There are some things ChatGPT and Bard are good at and some things where it's so bad that it "hallucinates", which is the term they're now using for when AI makes up a perfectly reasonable sounding article with several accurate sounding references, but all the facts are false. ChatGPT actually happens to be very good at constructing computer code just by telling it in English what you want the code to do. However, you need to know how code works yourself to change the code where it needs changing so it will do what you really want it to do. However, it will set up all the variables, structure, use commands from the computer language correctly, and even knows what libraries to import, including ones you didn't know existed that do exactly what you wanted.

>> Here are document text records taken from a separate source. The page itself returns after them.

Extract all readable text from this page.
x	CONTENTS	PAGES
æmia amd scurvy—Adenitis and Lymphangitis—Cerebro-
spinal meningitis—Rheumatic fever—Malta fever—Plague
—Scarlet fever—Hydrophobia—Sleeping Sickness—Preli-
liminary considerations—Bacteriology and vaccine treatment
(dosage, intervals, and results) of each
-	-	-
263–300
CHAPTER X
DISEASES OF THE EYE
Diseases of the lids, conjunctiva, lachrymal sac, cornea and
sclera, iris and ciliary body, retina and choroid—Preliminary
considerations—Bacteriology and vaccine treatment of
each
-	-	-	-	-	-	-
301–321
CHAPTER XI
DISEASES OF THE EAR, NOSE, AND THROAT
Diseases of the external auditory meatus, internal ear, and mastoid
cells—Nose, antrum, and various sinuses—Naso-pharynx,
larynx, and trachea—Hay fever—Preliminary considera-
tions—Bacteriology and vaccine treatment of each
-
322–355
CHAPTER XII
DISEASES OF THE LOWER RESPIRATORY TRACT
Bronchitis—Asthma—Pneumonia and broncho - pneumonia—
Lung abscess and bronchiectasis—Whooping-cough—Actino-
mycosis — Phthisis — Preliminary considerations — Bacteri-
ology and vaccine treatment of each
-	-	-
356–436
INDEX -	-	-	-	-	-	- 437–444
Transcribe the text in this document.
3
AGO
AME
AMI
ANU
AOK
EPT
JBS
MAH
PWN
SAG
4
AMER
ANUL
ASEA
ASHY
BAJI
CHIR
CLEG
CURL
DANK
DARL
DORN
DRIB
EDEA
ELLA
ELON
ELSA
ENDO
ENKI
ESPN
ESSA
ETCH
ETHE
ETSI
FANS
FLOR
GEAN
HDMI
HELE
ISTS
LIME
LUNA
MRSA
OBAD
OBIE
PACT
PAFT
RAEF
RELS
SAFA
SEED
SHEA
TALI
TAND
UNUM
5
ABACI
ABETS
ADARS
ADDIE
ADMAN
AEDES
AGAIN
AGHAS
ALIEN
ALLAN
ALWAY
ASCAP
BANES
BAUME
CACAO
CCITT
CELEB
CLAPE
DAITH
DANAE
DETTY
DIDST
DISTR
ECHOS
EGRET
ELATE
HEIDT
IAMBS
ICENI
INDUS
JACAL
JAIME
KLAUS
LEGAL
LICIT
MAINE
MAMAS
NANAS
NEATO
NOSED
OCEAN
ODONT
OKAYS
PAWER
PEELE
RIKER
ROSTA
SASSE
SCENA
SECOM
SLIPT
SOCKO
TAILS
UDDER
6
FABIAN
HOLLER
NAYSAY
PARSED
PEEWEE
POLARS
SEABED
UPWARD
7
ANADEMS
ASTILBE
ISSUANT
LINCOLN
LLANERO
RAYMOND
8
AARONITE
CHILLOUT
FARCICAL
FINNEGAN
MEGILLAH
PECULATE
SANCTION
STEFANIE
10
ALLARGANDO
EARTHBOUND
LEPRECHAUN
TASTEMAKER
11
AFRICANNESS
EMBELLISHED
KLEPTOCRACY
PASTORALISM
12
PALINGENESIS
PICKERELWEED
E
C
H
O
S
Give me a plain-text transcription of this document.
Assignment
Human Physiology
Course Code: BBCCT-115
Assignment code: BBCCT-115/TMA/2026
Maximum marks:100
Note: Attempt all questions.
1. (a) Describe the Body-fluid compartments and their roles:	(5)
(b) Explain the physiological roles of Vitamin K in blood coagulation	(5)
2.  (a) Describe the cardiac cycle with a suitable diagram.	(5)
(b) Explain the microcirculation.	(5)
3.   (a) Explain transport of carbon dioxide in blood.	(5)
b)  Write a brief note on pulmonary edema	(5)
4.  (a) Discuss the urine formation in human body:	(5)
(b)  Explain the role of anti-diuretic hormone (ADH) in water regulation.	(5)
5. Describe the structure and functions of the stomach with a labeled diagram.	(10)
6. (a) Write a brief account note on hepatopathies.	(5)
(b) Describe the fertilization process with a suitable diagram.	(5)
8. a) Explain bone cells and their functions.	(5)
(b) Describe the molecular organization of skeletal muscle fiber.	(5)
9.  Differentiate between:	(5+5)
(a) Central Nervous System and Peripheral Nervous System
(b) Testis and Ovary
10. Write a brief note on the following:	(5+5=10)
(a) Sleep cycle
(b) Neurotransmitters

However, I once tried to see if it could find more information on a bulb species that I had only found a couple of things about using Google extensively. It turned out to be worse than my using Google myself. I told it to tell me about Cearanthes fuscoviolacea which is an amaryllid from Brazil. It told me all about a purple flowered orchid from Central America. I repeated my request but inserted the words "the bulb" between "about" and "Cearanthes". And it responded that *I* was mistaken that it was a bulb because it is not; it is an orchid. From Central America. 

The only things it got right were that they both had purple flowers and they were both plants.
Pasadena, California, USA - USDA Zone 10a
Latitude 34°N, Altitude 1150 ft/350 m

David Pilling

Quote from: Lee Poulsen on June 12, 2023, 02:38:36 PMChatGPT actually happens to be very good at constructing computer code

Everyone can now be a programmer, but does everyone want to be a programmer - most of my time goes on tracking down hard to understand bugs in code. Code is just as complex when written in English as when written in a programming language. Experience has taught me to look at libraries with suspicion.

Martin Bohnet

Well, the good thing about libraries is: when a dangerous bug is present, lots of people have reason to find and eliminate it. The bad thing about libraries is: lots of people have reason to find and abuse bugs...
Martin (pronouns: he/his/him)

David Pilling

"Google warns its own employees: Do not use code generated by Bard"
https://www.theregister.com/2023/06/19/even_google_warns_its_own/

I'd be interested to see what sort of code it generates. I need the right project. Presumably "fix all the bugs in Windows 10" is not a good one. And "rotate a bitmap" is something I could do.

If you ask me to write some code, the first thing I will do is look at the web to see if anyone has done it already. I'm constantly copying bits of code from stack overflow etc - usually because I am programming in languages I don't often write code in.